La présentation obligatoire de deux documents d’identité. Depuis 2003, toute personne désireuse

d’ouvrir un compte est tenue de présenter à la banque sollicitée, deux pièces d’identité officielles portant ou non sa photographie. C’est ce qui ressort de l’article 4(1) a) du RASBB qui précise que la présentation de deux pièces d’identité suffit pour ouvrir un compte bancaire au Canada. Pour être

acceptables, ces pièces d’identité doivent être des documents originaux en cours de validité. Le choix de ces deux pièces appartient au demandeur qui peut choisir entre pièces d’identité énumérées aux parties A et B de l’annexe du RASBB soit deux pièces de la partie A, soit une pièce de la partie A et une autre de la partie B, soit une pièce de la partie A de l’annexe, et faire confirmer son identité par un client en règle de la banque ou un particulier jouissant d’une bonne réputation dans la communauté où la banque est située. Ainsi, au regard de ce qui précède, aucune banque ne saurait valablement exiger ou imposer au demandeur la présentation de telle ou telle pièce. Mais en pratique, on observe que certaines banques sont restées fidèles à leur vieille habitude en exigeant plus de deux pièces d’identité avec photo. Alors que l’exigence de la présentation d’une pièce d’identité avec photo n’est plus obligatoire.

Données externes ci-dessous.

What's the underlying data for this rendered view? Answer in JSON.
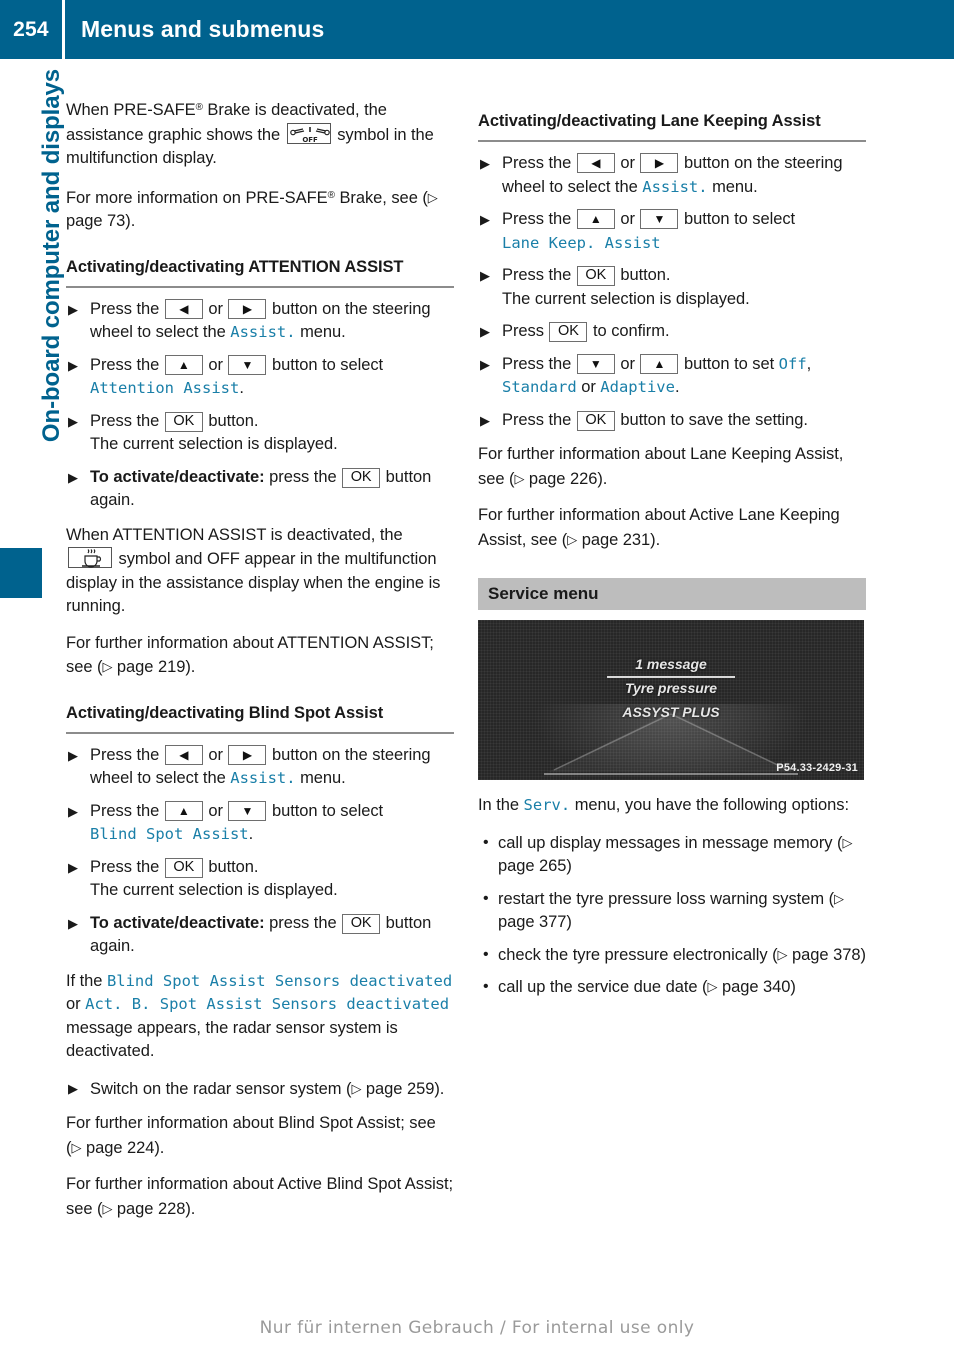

Les renseignements personnels obligatoires. En l’absence d’une adresse permanente sur les documents présentés, la loi fait obligation au demandeur de « […] fournir, verbalement ou par écrit [c]es renseignements […] si ceux-ci ne figurent pas sur les pièces d’identité fournies […] » (art. 4(1) b) RASBB). Il s’agit de ses noms et prénoms, sa date de naissance, son adresse et son emploi – seulement s’il travaille, car il n’est plus nécessaire d’avoir un emploi pour être titulaire d’un compte bancaire au Canada. À noter qu’au Canada les comptes ne sont sujet 1) ni à des dépôts minimums à l’ouverture ni à de frais de gestion mensuels et de maintien d’un certain solde créditeur pendant le fonctionnement. Ce que prévoit la loi en ces termes : « La banque ne peut exiger du particulier […] qu’il fasse un dépôt initial minimum ou qu’il maintienne un solde créditeur minimum » (a. 448.1 (2) L.B.) ; 2). Quoique, certaines banques, comme le Mouvement Desjardins, ont décidé depuis 2010 d’appliquer des frais de gestion254.